En effet, il y a lieu de préciser que le bon de commande signé par M. [X] [Z] a prévu expressément un choix à opérer dans la matière des panneaux d’isolation (fibre de bois ou laine de verre), et que la pré-visite technique réalisée le 6 février 2020 a convenu d’un aménagement des combles de 95 m² par la mise en place de deux panneaux semi-rigides en fibre de bois, conformément au bon de commande et à la facture émise le 29 février 2020.

En outre, il est constant que le bon de commande mentionne le prix global à payer comprenant le coût des fournitures et de la main d’oeuvre.

Or, aucun texte n’exige la mention du prix unitaire de chaque élément constitutif du bien offert ou du service proposé.

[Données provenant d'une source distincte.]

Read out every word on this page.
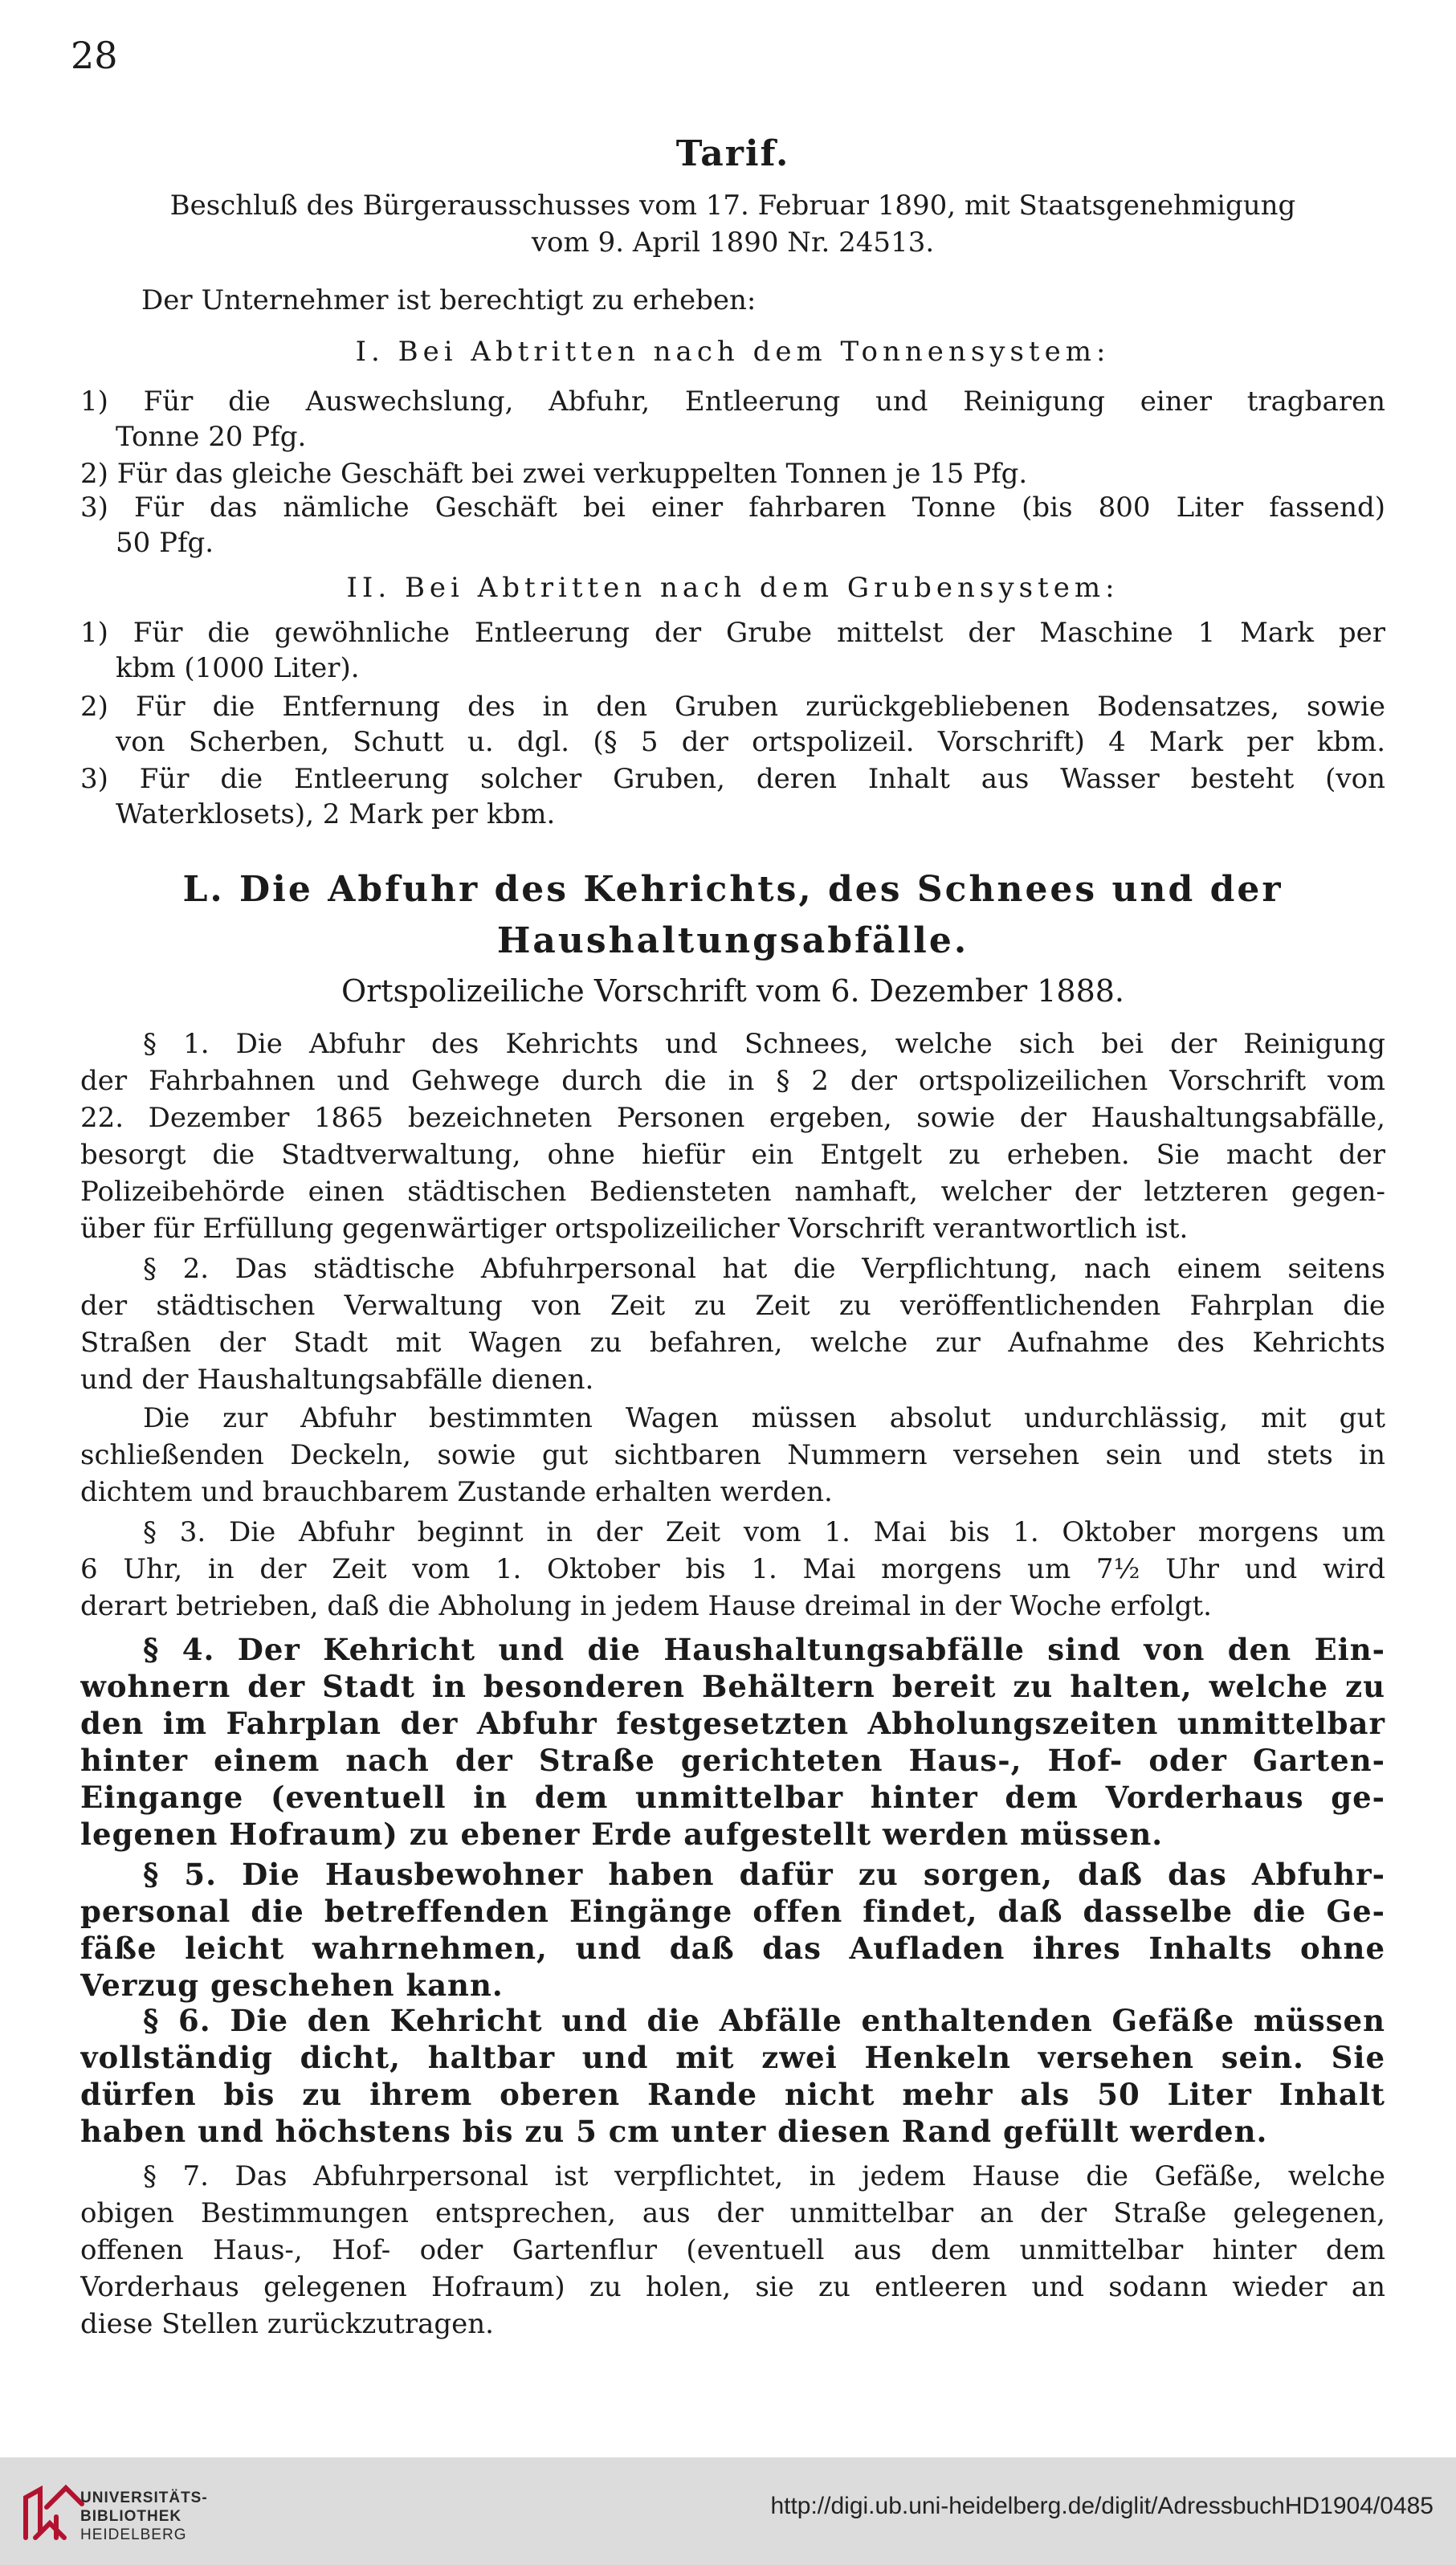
28
Tarif.
Beschluß des Bürgerausschusses vom 17. Februar 1890, mit Staatsgenehmigung
vom 9. April 1890 Nr. 24513.
Der Unternehmer ist berechtigt zu erheben:
I. Bei Abtritten nach dem Tonnensystem:
1) Für die Auswechslung, Abfuhr, Entleerung und Reinigung einer tragbaren
Tonne 20 Pfg.
2) Für das gleiche Geschäft bei zwei verkuppelten Tonnen je 15 Pfg.
3) Für das nämliche Geschäft bei einer fahrbaren Tonne (bis 800 Liter fassend)
50 Pfg.
II. Bei Abtritten nach dem Grubensystem:
1) Für die gewöhnliche Entleerung der Grube mittelst der Maschine 1 Mark per
kbm (1000 Liter).
2) Für die Entfernung des in den Gruben zurückgebliebenen Bodensatzes, sowie
von Scherben, Schutt u. dgl. (§ 5 der ortspolizeil. Vorschrift) 4 Mark per kbm.
3) Für die Entleerung solcher Gruben, deren Inhalt aus Wasser besteht (von
Waterklosets), 2 Mark per kbm.
L. Die Abfuhr des Kehrichts, des Schnees und der
Haushaltungsabfälle.
Ortspolizeiliche Vorschrift vom 6. Dezember 1888.
§ 1. Die Abfuhr des Kehrichts und Schnees, welche sich bei der Reinigung
der Fahrbahnen und Gehwege durch die in § 2 der ortspolizeilichen Vorschrift vom
22. Dezember 1865 bezeichneten Personen ergeben, sowie der Haushaltungsabfälle,
besorgt die Stadtverwaltung, ohne hiefür ein Entgelt zu erheben. Sie macht der
Polizeibehörde einen städtischen Bediensteten namhaft, welcher der letzteren gegen-
über für Erfüllung gegenwärtiger ortspolizeilicher Vorschrift verantwortlich ist.
§ 2. Das städtische Abfuhrpersonal hat die Verpflichtung, nach einem seitens
der städtischen Verwaltung von Zeit zu Zeit zu veröffentlichenden Fahrplan die
Straßen der Stadt mit Wagen zu befahren, welche zur Aufnahme des Kehrichts
und der Haushaltungsabfälle dienen.
Die zur Abfuhr bestimmten Wagen müssen absolut undurchlässig, mit gut
schließenden Deckeln, sowie gut sichtbaren Nummern versehen sein und stets in
dichtem und brauchbarem Zustande erhalten werden.
§ 3. Die Abfuhr beginnt in der Zeit vom 1. Mai bis 1. Oktober morgens um
6 Uhr, in der Zeit vom 1. Oktober bis 1. Mai morgens um 7½ Uhr und wird
derart betrieben, daß die Abholung in jedem Hause dreimal in der Woche erfolgt.
§ 4. Der Kehricht und die Haushaltungsabfälle sind von den Ein-
wohnern der Stadt in besonderen Behältern bereit zu halten, welche zu
den im Fahrplan der Abfuhr festgesetzten Abholungszeiten unmittelbar
hinter einem nach der Straße gerichteten Haus-, Hof- oder Garten-
Eingange (eventuell in dem unmittelbar hinter dem Vorderhaus ge-
legenen Hofraum) zu ebener Erde aufgestellt werden müssen.
§ 5. Die Hausbewohner haben dafür zu sorgen, daß das Abfuhr-
personal die betreffenden Eingänge offen findet, daß dasselbe die Ge-
fäße leicht wahrnehmen, und daß das Aufladen ihres Inhalts ohne
Verzug geschehen kann.
§ 6. Die den Kehricht und die Abfälle enthaltenden Gefäße müssen
vollständig dicht, haltbar und mit zwei Henkeln versehen sein. Sie
dürfen bis zu ihrem oberen Rande nicht mehr als 50 Liter Inhalt
haben und höchstens bis zu 5 cm unter diesen Rand gefüllt werden.
§ 7. Das Abfuhrpersonal ist verpflichtet, in jedem Hause die Gefäße, welche
obigen Bestimmungen entsprechen, aus der unmittelbar an der Straße gelegenen,
offenen Haus-, Hof- oder Gartenflur (eventuell aus dem unmittelbar hinter dem
Vorderhaus gelegenen Hofraum) zu holen, sie zu entleeren und sodann wieder an
diese Stellen zurückzutragen.
UNIVERSITÄTS-
BIBLIOTHEK
HEIDELBERG
http://digi.ub.uni-heidelberg.de/diglit/AdressbuchHD1904/0485
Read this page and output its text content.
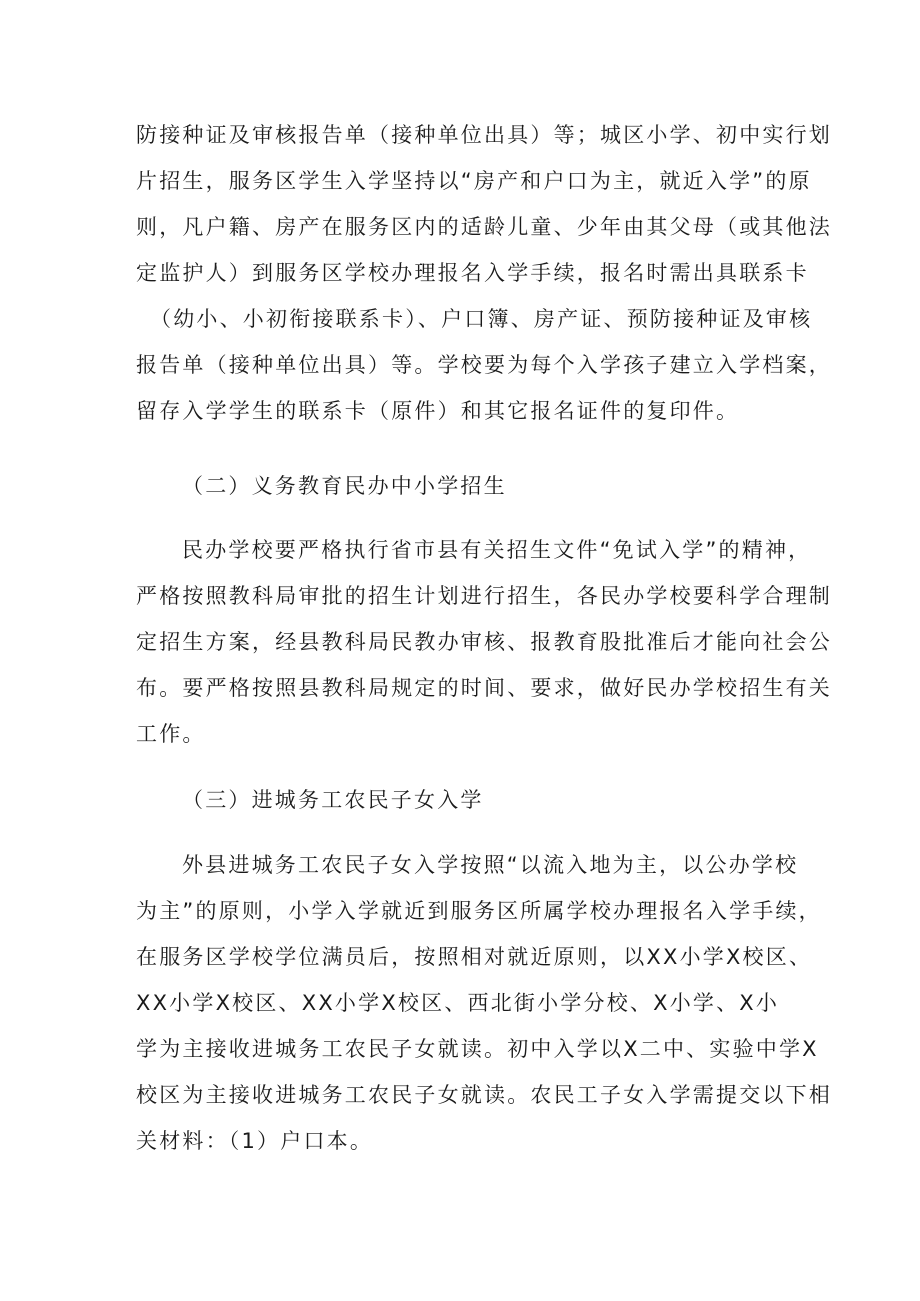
防接种证及审核报告单（接种单位出具）等；城区小学、初中实行划
片招生，服务区学生入学坚持以“房产和户口为主，就近入学”的原
则，凡户籍、房产在服务区内的适龄儿童、少年由其父母（或其他法
定监护人）到服务区学校办理报名入学手续，报名时需出具联系卡
（幼小、小初衔接联系卡）、户口簿、房产证、预防接种证及审核
报告单（接种单位出具）等。学校要为每个入学孩子建立入学档案，
留存入学学生的联系卡（原件）和其它报名证件的复印件。
（二）义务教育民办中小学招生
民办学校要严格执行省市县有关招生文件“免试入学”的精神，
严格按照教科局审批的招生计划进行招生，各民办学校要科学合理制
定招生方案，经县教科局民教办审核、报教育股批准后才能向社会公
布。要严格按照县教科局规定的时间、要求，做好民办学校招生有关
工作。
（三）进城务工农民子女入学
外县进城务工农民子女入学按照“以流入地为主，以公办学校
为主”的原则，小学入学就近到服务区所属学校办理报名入学手续，
在服务区学校学位满员后，按照相对就近原则，以XX小学X校区、
XX小学X校区、XX小学X校区、西北街小学分校、X小学、X小
学为主接收进城务工农民子女就读。初中入学以X二中、实验中学X
校区为主接收进城务工农民子女就读。农民工子女入学需提交以下相
关材料：（1）户口本。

En effet, le prix d’un produit proposé à la vente considéré comme une information substantielle correspond au prix global du produit, et non au prix de chacun de ses éléments.

Aussi, l’article L. 111- 1 du code de la consomation fait obligation au professionnel d’indiquer au consommateur le seul prix global du produit concerné.

Par ailleurs, M. [X] [Z] ne rapporte pas la preuve que la mention distincte du coût de la main d’oeuvre constituait une caractéristique essentielle du contrat de fourniture et de prestations de service au jour de sa conclusion, ou une qualité essentielle de la prestation tacitement convenue ayant déterminé son consentement.

Dans ces conditions, le bon de commande signé par M. [X] [Z] le 17 janvier 2020 n’est pas irrégulier.

Dès lors, le jugement déféré sera infirmé en ce qu’il a prononcé d’une part, l’annulation du contrat de vente pour non respect des dispositions du code de la consommation et condamné la SASU ISOWATT à rembourser à M. [X] [Z] le prix financé et à procéder à la remise en état de lieux après dépose de l’isolation, et d’autre part, l’annulation du contrat de prêt et condamné M. [X] [Z] à rembourser à la SA BNP Paribas PF le capital emprunté déduction faite des règlements effectués.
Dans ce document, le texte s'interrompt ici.